Thursday, January 21, 2016

Moodle Outage Recap

On Friday 1/15 and Wednesday 1/20, the Moodle system (http://lms.manhattan.edu) experienced a major system issue.  As a result, the Moodle system was offline from approximately 9AM-4PM on Friday 1/15 and Wednesday 1/20 for troubleshooting.  The cause of the issue has since been identified and resolved.  As of 10AM on Thursday 1/21, the Moodle system is functioning normally and all class enrollments for Spring 2016 are online.

On Friday 1/15 around 9AM, ITS received a report of class enrollment issues for users accessing the Moodle system.  ITS promptly took the Moodle system offline for troubleshooting.  Troubleshooting lasted much of the day and the Moodle system was restored from a recent backup from 2AM on Friday 1/15.  Please note that course work posted between 2AM-9AM on Friday 1/15 may need to be reposted.  The restore process was completed by 4PM on Friday and automatic class enrollments for new students were halted until Tuesday 1/19.

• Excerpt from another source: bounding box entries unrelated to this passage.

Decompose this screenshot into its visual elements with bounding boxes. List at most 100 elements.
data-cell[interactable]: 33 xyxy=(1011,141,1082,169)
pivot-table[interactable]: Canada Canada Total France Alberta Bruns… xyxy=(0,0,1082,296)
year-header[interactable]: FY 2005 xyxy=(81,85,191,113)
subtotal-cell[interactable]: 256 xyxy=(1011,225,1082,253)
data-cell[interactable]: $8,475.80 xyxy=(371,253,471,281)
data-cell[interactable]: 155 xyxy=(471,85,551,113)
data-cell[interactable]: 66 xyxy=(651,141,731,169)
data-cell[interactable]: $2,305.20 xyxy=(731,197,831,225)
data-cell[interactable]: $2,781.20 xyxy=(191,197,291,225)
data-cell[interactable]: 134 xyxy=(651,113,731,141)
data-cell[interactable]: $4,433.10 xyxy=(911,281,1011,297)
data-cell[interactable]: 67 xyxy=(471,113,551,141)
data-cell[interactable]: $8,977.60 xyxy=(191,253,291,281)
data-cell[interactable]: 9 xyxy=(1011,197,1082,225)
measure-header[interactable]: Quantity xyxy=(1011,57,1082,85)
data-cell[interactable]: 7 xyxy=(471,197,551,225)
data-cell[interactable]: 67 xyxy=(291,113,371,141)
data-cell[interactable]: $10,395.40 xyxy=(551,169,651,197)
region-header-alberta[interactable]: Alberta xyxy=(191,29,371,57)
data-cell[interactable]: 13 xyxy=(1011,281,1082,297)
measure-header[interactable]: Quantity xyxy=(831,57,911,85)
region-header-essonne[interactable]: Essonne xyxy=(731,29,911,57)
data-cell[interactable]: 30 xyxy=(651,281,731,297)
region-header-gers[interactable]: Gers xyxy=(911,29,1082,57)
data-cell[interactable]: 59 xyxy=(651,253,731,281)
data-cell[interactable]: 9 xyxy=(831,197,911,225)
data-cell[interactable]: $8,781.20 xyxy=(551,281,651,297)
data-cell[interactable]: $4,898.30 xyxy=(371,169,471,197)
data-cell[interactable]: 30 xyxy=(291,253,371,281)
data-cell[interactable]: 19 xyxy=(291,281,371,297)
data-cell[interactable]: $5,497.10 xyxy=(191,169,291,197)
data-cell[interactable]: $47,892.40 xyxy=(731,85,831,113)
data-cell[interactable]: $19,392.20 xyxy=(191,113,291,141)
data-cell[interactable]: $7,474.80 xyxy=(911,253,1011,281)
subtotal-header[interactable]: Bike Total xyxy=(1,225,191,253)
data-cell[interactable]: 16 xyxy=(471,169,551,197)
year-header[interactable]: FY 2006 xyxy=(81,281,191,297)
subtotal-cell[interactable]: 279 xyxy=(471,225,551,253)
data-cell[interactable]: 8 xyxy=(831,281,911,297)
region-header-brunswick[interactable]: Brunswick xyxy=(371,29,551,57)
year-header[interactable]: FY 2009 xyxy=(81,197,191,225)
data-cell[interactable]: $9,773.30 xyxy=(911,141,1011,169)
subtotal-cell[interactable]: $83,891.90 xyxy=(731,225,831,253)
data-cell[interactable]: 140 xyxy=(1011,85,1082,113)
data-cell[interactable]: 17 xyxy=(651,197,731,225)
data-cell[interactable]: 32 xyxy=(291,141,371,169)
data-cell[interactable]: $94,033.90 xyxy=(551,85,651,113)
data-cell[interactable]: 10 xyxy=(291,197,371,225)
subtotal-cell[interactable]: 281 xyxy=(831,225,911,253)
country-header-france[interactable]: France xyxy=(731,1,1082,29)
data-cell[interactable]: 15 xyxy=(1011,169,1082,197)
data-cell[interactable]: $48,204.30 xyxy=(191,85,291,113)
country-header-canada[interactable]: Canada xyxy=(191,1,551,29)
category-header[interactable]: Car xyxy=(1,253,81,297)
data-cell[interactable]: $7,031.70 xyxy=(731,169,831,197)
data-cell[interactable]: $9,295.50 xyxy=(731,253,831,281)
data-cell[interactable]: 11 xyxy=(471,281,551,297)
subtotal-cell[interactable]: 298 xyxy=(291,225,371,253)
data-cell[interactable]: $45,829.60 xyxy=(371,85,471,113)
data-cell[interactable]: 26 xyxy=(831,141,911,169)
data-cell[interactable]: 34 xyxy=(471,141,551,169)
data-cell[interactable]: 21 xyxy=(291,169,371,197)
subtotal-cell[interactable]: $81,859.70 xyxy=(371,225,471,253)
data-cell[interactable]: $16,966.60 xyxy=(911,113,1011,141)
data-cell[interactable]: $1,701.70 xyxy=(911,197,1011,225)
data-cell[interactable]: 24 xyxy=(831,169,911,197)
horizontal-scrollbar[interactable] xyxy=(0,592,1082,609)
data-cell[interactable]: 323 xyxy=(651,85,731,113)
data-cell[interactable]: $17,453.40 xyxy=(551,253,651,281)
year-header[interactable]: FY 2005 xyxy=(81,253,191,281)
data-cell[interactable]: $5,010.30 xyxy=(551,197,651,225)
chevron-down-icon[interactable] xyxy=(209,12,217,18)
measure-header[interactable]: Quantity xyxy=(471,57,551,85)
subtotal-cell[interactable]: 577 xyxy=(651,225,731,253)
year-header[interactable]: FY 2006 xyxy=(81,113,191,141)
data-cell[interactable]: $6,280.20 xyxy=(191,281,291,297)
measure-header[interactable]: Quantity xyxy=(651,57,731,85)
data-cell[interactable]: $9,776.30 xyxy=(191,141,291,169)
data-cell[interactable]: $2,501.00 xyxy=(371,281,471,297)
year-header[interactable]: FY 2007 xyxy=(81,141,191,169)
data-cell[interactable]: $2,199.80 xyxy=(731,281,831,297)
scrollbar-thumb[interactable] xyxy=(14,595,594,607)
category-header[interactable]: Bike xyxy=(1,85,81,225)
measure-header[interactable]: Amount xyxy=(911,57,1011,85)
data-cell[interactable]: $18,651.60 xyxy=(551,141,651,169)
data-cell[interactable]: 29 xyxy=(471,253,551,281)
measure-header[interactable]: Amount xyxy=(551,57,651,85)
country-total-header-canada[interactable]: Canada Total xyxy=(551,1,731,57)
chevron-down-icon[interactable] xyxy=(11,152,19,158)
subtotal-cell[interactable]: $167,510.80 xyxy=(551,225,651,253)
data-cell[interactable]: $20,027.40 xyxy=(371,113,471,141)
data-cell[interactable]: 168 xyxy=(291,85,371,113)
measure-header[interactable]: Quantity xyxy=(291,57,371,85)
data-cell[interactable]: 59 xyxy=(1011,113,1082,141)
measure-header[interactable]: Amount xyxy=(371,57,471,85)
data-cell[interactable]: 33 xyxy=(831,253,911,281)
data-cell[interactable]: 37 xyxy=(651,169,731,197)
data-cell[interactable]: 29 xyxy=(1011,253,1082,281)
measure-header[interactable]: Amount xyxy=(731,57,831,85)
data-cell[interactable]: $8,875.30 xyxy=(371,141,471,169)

ITS closely monitored the Moodle system through Tuesday 1/19.  New class enrollments were re-enabled on 1/19 and no issues were experienced or reported.  New user creation was re-enabled for Tuesday evening.

On Wednesday 1/20, ITS became aware of issues with the Moodle system similar to those reported on Friday 1/15.  Again, the Moodle system was taken offline for troubleshooting.  The cause of the issue was identified and resolved without the need to restore from a backup.  The Moodle system was made available to the community by 4PM on Wednesday 1/20.

As of 10AM on Thursday 1/21, all automated process to add users and course enrollments have been enabled and are functioning normally.

The cause of the issue in both cases was a configuration being applied to the SSO Authentication settings of Moodle that included a typographical error.  The configuration error caused unexpected behaviour in the automated processes to add new users and enrollments to the Moodle system.  The configuration error has been corrected and ITS is working to implement tighter controls to prevent similar errors from happening in the future.